Two major global efforts now stand poised to channel that momentum. The first is the Fossil Fuel Non-Proliferation Treaty, inspired by the treaty that halted the nuclear arms race. Its goal is straightforward: stop new fossil fuel development immediately, phase out existing production fairly, and fund a just transition for workers and communities. Support for the treaty is surging. Over 100 Nobel Laureates, thousands of faith leaders, more than 100 major cities and 850 elected officials globally have endorsed it. Nineteen countries — including Pacific Island nations, Caribbean states, Pakistan and Colombia — have publicly embraced the call. Colombia will host its first international conference on phasing out fossil fuels this April, a milestone expected to draw major moral and political attention.

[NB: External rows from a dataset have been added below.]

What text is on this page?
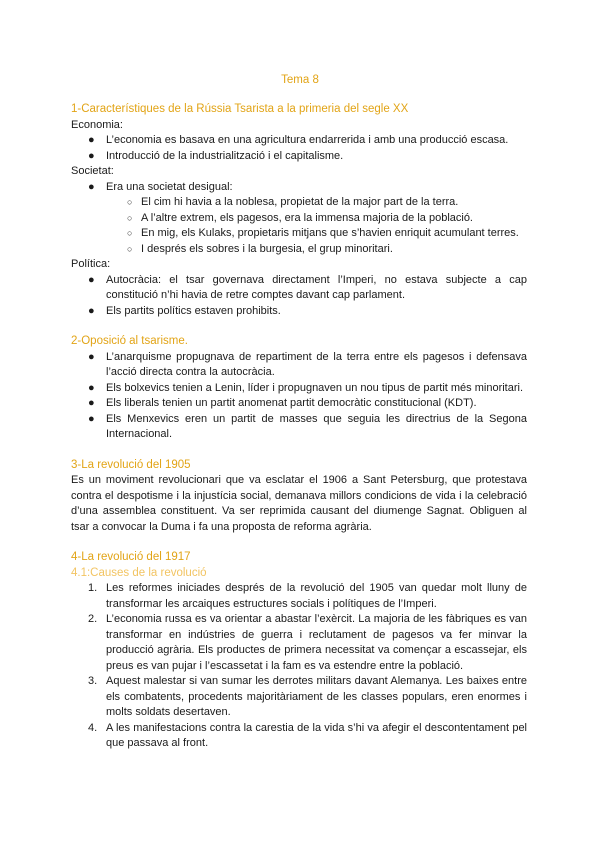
Tema 8

1-Característiques de la Rússia Tsarista a la primeria del segle XX

Economia:

● L’economia es basava en una agricultura endarrerida i amb una producció escasa.
● Introducció de la industrialització i el capitalisme.

Societat:

● Era una societat desigual:
○ El cim hi havia a la noblesa, propietat de la major part de la terra.
○ A l’altre extrem, els pagesos, era la immensa majoria de la població.
○ En mig, els Kulaks, propietaris mitjans que s’havien enriquit acumulant terres.
○ I després els sobres i la burgesia, el grup minoritari.

Política:

● Autocràcia: el tsar governava directament l’Imperi, no estava subjecte a cap constitució n’hi havia de retre comptes davant cap parlament.
● Els partits polítics estaven prohibits.

2-Oposició al tsarisme.

● L’anarquisme propugnava de repartiment de la terra entre els pagesos i defensava l’acció directa contra la autocràcia.
● Els bolxevics tenien a Lenin, líder i propugnaven un nou tipus de partit més minoritari.
● Els liberals tenien un partit anomenat partit democràtic constitucional (KDT).
● Els Menxevics eren un partit de masses que seguia les directrius de la Segona Internacional.

3-La revolució del 1905

Es un moviment revolucionari que va esclatar el 1906 a Sant Petersburg, que protestava contra el despotisme i la injustícia social, demanava millors condicions de vida i la celebració d’una assemblea constituent. Va ser reprimida causant del diumenge Sagnat. Obliguen al tsar a convocar la Duma i fa una proposta de reforma agrària.

4-La revolució del 1917

4.1:Causes de la revolució

1. Les reformes iniciades després de la revolució del 1905 van quedar molt lluny de transformar les arcaiques estructures socials i polítiques de l’Imperi.
2. L’economia russa es va orientar a abastar l’exèrcit. La majoria de les fàbriques es van transformar en indústries de guerra i reclutament de pagesos va fer minvar la producció agrària. Els productes de primera necessitat va començar a escassejar, els preus es van pujar i l’escassetat i la fam es va estendre entre la població.
3. Aquest malestar si van sumar les derrotes militars davant Alemanya. Les baixes entre els combatents, procedents majoritàriament de les classes populars, eren enormes i molts soldats desertaven.
4. A les manifestacions contra la carestia de la vida s’hi va afegir el descontentament pel que passava al front.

The second movement gaining force is the push to Make Polluters Pay. Campaigners worldwide are crafting legal and legislative tools to force fossil fuel companies to compensate communities for the damage they have caused. A related effort, Stop Paying Polluters, seeks to end the staggering US$3 million per minute in fossil fuel subsidies. In an era of deepening inequality and shrinking social protections, these demands offer a clear ethical alternative: instead of relying on reluctant wealthy governments, redirect the industry’s vast profits to the countries suffering the worst climate impacts.

No one expects the world’s major oil and gas producers to abandon extraction overnight. But the path forward has never depended on their sudden moral awakening. It depends on mass public pressure — the kind that arises when people stop accepting empty declarations and start demanding accountability.

So as discussions turn to climate change in the weeks ahead, speak plainly: the UN process is failing. The threat is real, immediate and existential.

Then join the work that must now follow, because clarity about failure is not the end — it is the beginning of the fight for a new path forward.